Contrairement à la forme dégénérative primaire, il existe davantage de données sur la SEP secondairement progressive, mais dans l’ensemble, les recherches sont moins avancées que pour la SEP rémittente. Pour la SEP secondaire progressive, Rebif® s’est révélé plus efficace chez les patients qui connaissent encore des poussées cliniques [10]. Betaferon® est également le plus bénéfique pour les patients présentant une activité de poussée et une progression significative du handicap (changement d’EDSS >1, deux ans avant l’entrée dans l’étude) [11].
Le Sativex® est un traitement symptomatique. Il est utilisé pour améliorer les symptômes chez les patients souffrant de spasticité modérée à sévère.
Source : Symposium sur la sclérose en plaques, 8 janvier 2015, Berne
Littérature :
- Ascherio A, et al : Vitamin D as an early predictor of multiple sclerosis activity and progression.
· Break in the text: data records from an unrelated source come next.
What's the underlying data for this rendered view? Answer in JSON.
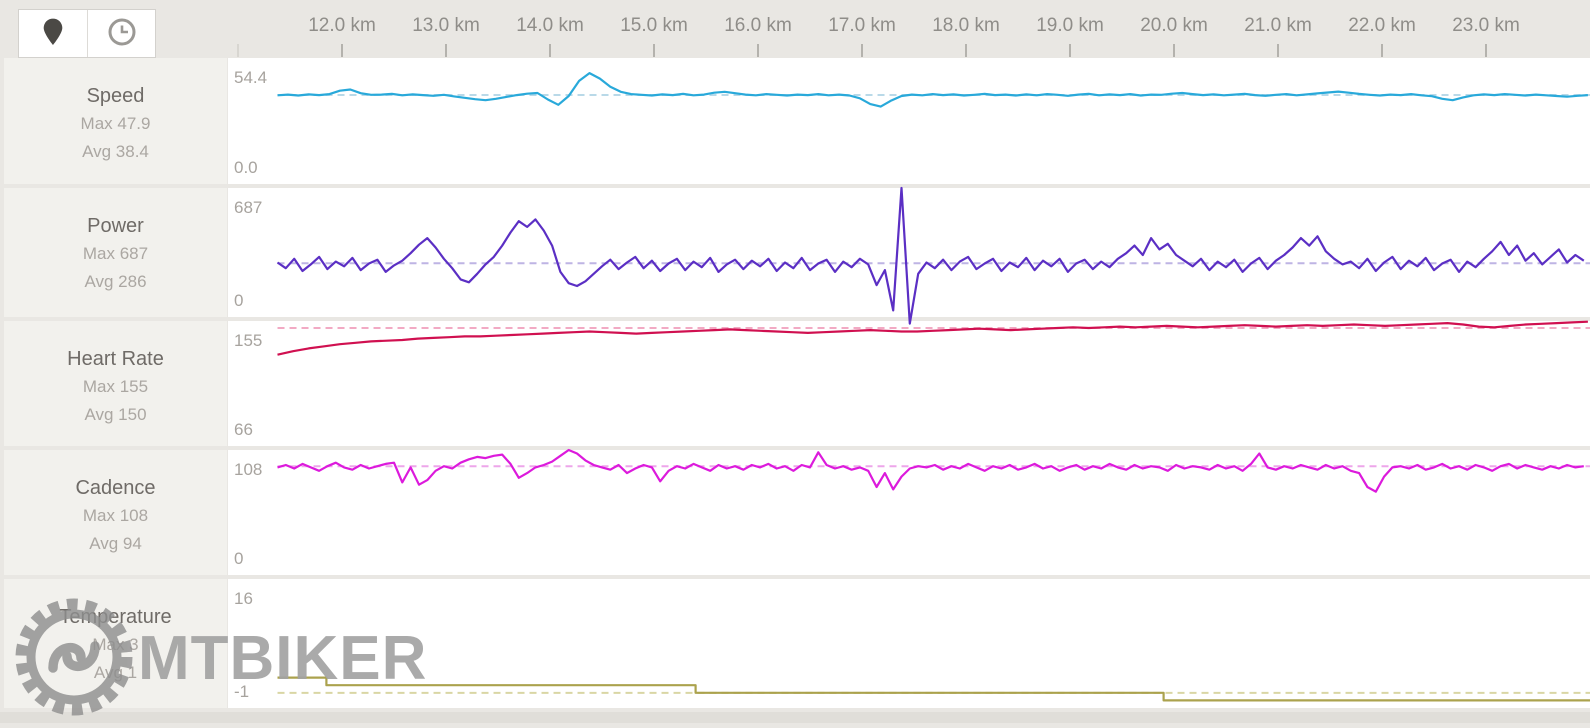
{
  "toolbar": {
    "buttons": [
      {
        "id": "map",
        "icon": "map-pin-icon",
        "active": true
      },
      {
        "id": "time",
        "icon": "clock-icon",
        "active": false
      }
    ]
  },
  "x_axis": {
    "unit": "km",
    "tick_values": [
      12,
      13,
      14,
      15,
      16,
      17,
      18,
      19,
      20,
      21,
      22,
      23
    ],
    "tick_labels": [
      "12.0 km",
      "13.0 km",
      "14.0 km",
      "15.0 km",
      "16.0 km",
      "17.0 km",
      "18.0 km",
      "19.0 km",
      "20.0 km",
      "21.0 km",
      "22.0 km",
      "23.0 km"
    ],
    "minor_tick_values": [
      11
    ],
    "domain_km": [
      10.9,
      24.05
    ]
  },
  "watermark": {
    "text": "MTBIKER"
  },
  "chart_data": [
    {
      "type": "line",
      "title": "Speed",
      "max_label": "Max 47.9",
      "avg_label": "Avg 38.4",
      "y_max_label": "54.4",
      "y_min_label": "0.0",
      "axis": {
        "min": 0,
        "max": 54.4
      },
      "avg_value": 38.4,
      "color": "#29a9da",
      "avg_color": "#b9d9e8",
      "series": {
        "start_km": 11.38,
        "step_km": 0.1,
        "values": [
          38.3,
          38.6,
          38.2,
          38.7,
          38.4,
          38.8,
          40.3,
          40.8,
          39.2,
          38.5,
          38.6,
          38.9,
          38.3,
          38.7,
          38.4,
          38.1,
          38.5,
          37.8,
          37.2,
          36.6,
          36.2,
          36.8,
          37.6,
          38.4,
          39.0,
          39.3,
          36.5,
          34.2,
          38.0,
          44.5,
          47.9,
          45.5,
          42.0,
          39.8,
          38.8,
          38.5,
          38.2,
          38.7,
          38.4,
          38.9,
          38.3,
          38.6,
          39.4,
          39.8,
          39.2,
          38.6,
          38.3,
          38.8,
          38.5,
          38.2,
          38.6,
          38.4,
          38.8,
          38.3,
          38.6,
          38.2,
          37.0,
          34.5,
          33.4,
          36.0,
          38.0,
          38.6,
          38.3,
          38.8,
          38.4,
          38.7,
          38.2,
          38.5,
          38.9,
          38.4,
          38.6,
          38.2,
          38.7,
          38.3,
          38.8,
          38.5,
          38.1,
          38.6,
          38.9,
          38.3,
          38.7,
          38.4,
          38.8,
          38.2,
          38.6,
          38.5,
          39.0,
          39.3,
          38.8,
          38.4,
          38.7,
          38.3,
          38.6,
          38.9,
          38.4,
          38.1,
          38.5,
          38.8,
          38.3,
          38.7,
          39.1,
          39.5,
          39.9,
          39.4,
          38.9,
          38.5,
          38.2,
          38.6,
          38.4,
          38.8,
          38.3,
          37.9,
          36.8,
          36.2,
          37.4,
          38.3,
          38.7,
          38.4,
          38.8,
          38.5,
          38.2,
          38.6,
          38.3,
          38.0,
          37.7,
          38.1,
          38.4
        ]
      }
    },
    {
      "type": "line",
      "title": "Power",
      "max_label": "Max 687",
      "avg_label": "Avg 286",
      "y_max_label": "687",
      "y_min_label": "0",
      "axis": {
        "min": 0,
        "max": 687
      },
      "avg_value": 286,
      "color": "#5b2fc4",
      "avg_color": "#beb4e4",
      "series": {
        "start_km": 11.38,
        "step_km": 0.08,
        "values": [
          290,
          260,
          310,
          245,
          280,
          320,
          255,
          295,
          270,
          315,
          250,
          285,
          305,
          240,
          275,
          300,
          340,
          385,
          420,
          370,
          310,
          260,
          200,
          185,
          230,
          280,
          320,
          380,
          450,
          510,
          480,
          520,
          460,
          380,
          240,
          180,
          165,
          190,
          230,
          270,
          305,
          255,
          290,
          320,
          260,
          300,
          245,
          285,
          310,
          250,
          295,
          265,
          315,
          240,
          280,
          305,
          255,
          300,
          270,
          310,
          245,
          290,
          260,
          315,
          250,
          285,
          305,
          240,
          295,
          265,
          310,
          280,
          170,
          250,
          35,
          687,
          -35,
          230,
          290,
          260,
          305,
          250,
          295,
          320,
          255,
          285,
          310,
          245,
          290,
          265,
          315,
          250,
          300,
          270,
          310,
          240,
          285,
          305,
          255,
          295,
          265,
          310,
          340,
          380,
          330,
          420,
          360,
          390,
          330,
          300,
          270,
          310,
          250,
          295,
          265,
          305,
          240,
          285,
          315,
          255,
          300,
          330,
          370,
          420,
          380,
          430,
          350,
          310,
          280,
          295,
          260,
          310,
          245,
          290,
          320,
          255,
          300,
          270,
          315,
          250,
          285,
          305,
          240,
          295,
          265,
          310,
          350,
          400,
          330,
          380,
          300,
          340,
          280,
          320,
          360,
          290,
          330,
          300
        ]
      }
    },
    {
      "type": "line",
      "title": "Heart Rate",
      "max_label": "Max 155",
      "avg_label": "Avg 150",
      "y_max_label": "155",
      "y_min_label": "66",
      "axis": {
        "min": 66,
        "max": 155
      },
      "avg_value": 150,
      "color": "#d01050",
      "avg_color": "#f2aac4",
      "series": {
        "start_km": 11.38,
        "step_km": 0.15,
        "values": [
          131,
          133.5,
          135.5,
          137,
          138.5,
          139.5,
          140.5,
          141,
          141.5,
          142.5,
          143,
          143.5,
          144,
          144,
          144.5,
          145,
          145.5,
          146,
          146.5,
          147,
          147.5,
          147,
          146.5,
          146,
          146.5,
          147,
          147.5,
          148,
          148.5,
          149,
          148.5,
          148,
          147.5,
          147,
          146.5,
          147,
          147.5,
          148,
          148.5,
          148,
          147.5,
          147.5,
          148,
          148.5,
          149,
          149.5,
          149,
          148.5,
          149,
          149.5,
          150,
          150.5,
          150,
          150.5,
          151,
          150.5,
          151,
          151.5,
          151,
          150.5,
          151,
          151.5,
          152,
          151.5,
          151,
          151.5,
          152,
          151.5,
          152,
          152.5,
          152,
          151.5,
          152,
          152.5,
          153,
          153.5,
          152.5,
          151,
          150.5,
          151.5,
          152.5,
          153,
          153.5,
          154,
          154.5
        ]
      }
    },
    {
      "type": "line",
      "title": "Cadence",
      "max_label": "Max 108",
      "avg_label": "Avg 94",
      "y_max_label": "108",
      "y_min_label": "0",
      "axis": {
        "min": 0,
        "max": 108
      },
      "avg_value": 94,
      "color": "#dc1adc",
      "avg_color": "#eda6ea",
      "series": {
        "start_km": 11.38,
        "step_km": 0.08,
        "values": [
          93,
          95,
          92,
          96,
          93,
          90,
          94,
          97,
          93,
          91,
          95,
          92,
          94,
          96,
          97,
          80,
          93,
          78,
          82,
          90,
          94,
          92,
          97,
          100,
          102,
          101,
          103,
          104,
          96,
          84,
          88,
          93,
          95,
          98,
          103,
          108,
          105,
          99,
          95,
          93,
          91,
          95,
          88,
          92,
          95,
          93,
          81,
          90,
          94,
          92,
          96,
          93,
          90,
          95,
          92,
          94,
          91,
          95,
          93,
          96,
          92,
          94,
          90,
          95,
          93,
          106,
          95,
          92,
          94,
          91,
          93,
          90,
          76,
          88,
          74,
          85,
          92,
          94,
          93,
          95,
          91,
          94,
          92,
          96,
          93,
          90,
          94,
          92,
          95,
          91,
          93,
          96,
          92,
          94,
          90,
          93,
          95,
          91,
          94,
          92,
          96,
          93,
          91,
          95,
          92,
          94,
          93,
          90,
          95,
          92,
          94,
          93,
          91,
          95,
          92,
          94,
          90,
          96,
          105,
          93,
          91,
          94,
          92,
          95,
          93,
          91,
          95,
          92,
          94,
          90,
          88,
          76,
          72,
          85,
          93,
          94,
          92,
          95,
          91,
          93,
          96,
          92,
          94,
          91,
          95,
          93,
          90,
          94,
          96,
          92,
          95,
          93,
          91,
          94,
          92,
          95,
          93,
          94
        ]
      }
    },
    {
      "type": "step",
      "title": "Temperature",
      "max_label": "Max 3",
      "avg_label": "Avg 1",
      "y_max_label": "16",
      "y_min_label": "-1",
      "axis": {
        "min": -1,
        "max": 16
      },
      "avg_value": 1,
      "color": "#aba24d",
      "avg_color": "#d9d6a4",
      "series": {
        "points": [
          [
            11.38,
            3
          ],
          [
            11.85,
            3
          ],
          [
            11.85,
            2
          ],
          [
            15.4,
            2
          ],
          [
            15.4,
            1
          ],
          [
            19.9,
            1
          ],
          [
            19.9,
            0
          ],
          [
            24.05,
            0
          ]
        ]
      }
    }
  ]
}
JAMA Neurol 2014 Mar ; 71(3) : 306-314.
- Hartmann FJ, et al : Le polymorphisme IL2RA associé à la sclérose en plaques contrôle la production de GM-CSF dans les cellules TH humaines. Nat Commun 2014 Oct 3 ; 5 : 5056. doi : 10.1038/ncomms6056.
- Korolkiewicz RP, et al : Étude de phase Ib pour évaluer MOR103 dans la sclérose en plaques. NCT01517282. En ligne sur : https://clinicaltrials.gov/ct2/show/study/NCT01517282.
- Oxford Grice K, et al : Normes adultes pour un test Nine Hole Peg pour la dextérité des doigts disponible dans le commerce. Am J Occup Ther 2003 Sep-Oct ; 57(5) : 570-573.
- Heldner MR, et al : Coin rotation task : a valid test for manual dexterity in multiple sclerosis. Phys Ther 2014 Nov ; 94(11) : 1644-1651.
- Van Schependom J, et al : The Symbol Digit Modalities Test as sentinel test for cognitive impairment in multiple sclerosis. Eur J Neurol 2014 Sep ; 21(9) : 1219-1225, e71-72.
- Kutzelnigg A, et al : Démyélinisation corticale et lésion diffuse de la matière blanche dans la sclérose en plaques. Brain 2005 Nov ; 128(Pt 11) : 2705-2712.
- Filippi M, et al : Gray matter damage predicts the accumulation of disability 13 years later in MS. Neurology 2013 Nov 12 ; 81(20) : 1759-1767.
- Calabresi PA, et al : Pegylated interferon β-1a for relapsing-remitting multiple sclerosis (ADVANCE) : a randomised, phase 3, double-blind study. Lancet Neurol 2014 Jul ; 13(7) : 657-665.
- Secondary Progressive Efficacy Clinical Trial of Recombinant Interferon-Beta-1a in MS (SPECTRIMS) Study Group : Randomized controlled trial of interferon- beta-1a in secondary progressive MS : Clinical results. Neurology 2001 Jun 12 ; 56(11) : 1496-1504.
- Kappos L, et al : Interferon beta-1b in secondary progressive MS : a combined analysis of the two trials. Neurology 2004 Nov 23 ; 63(10) : 1779-1787.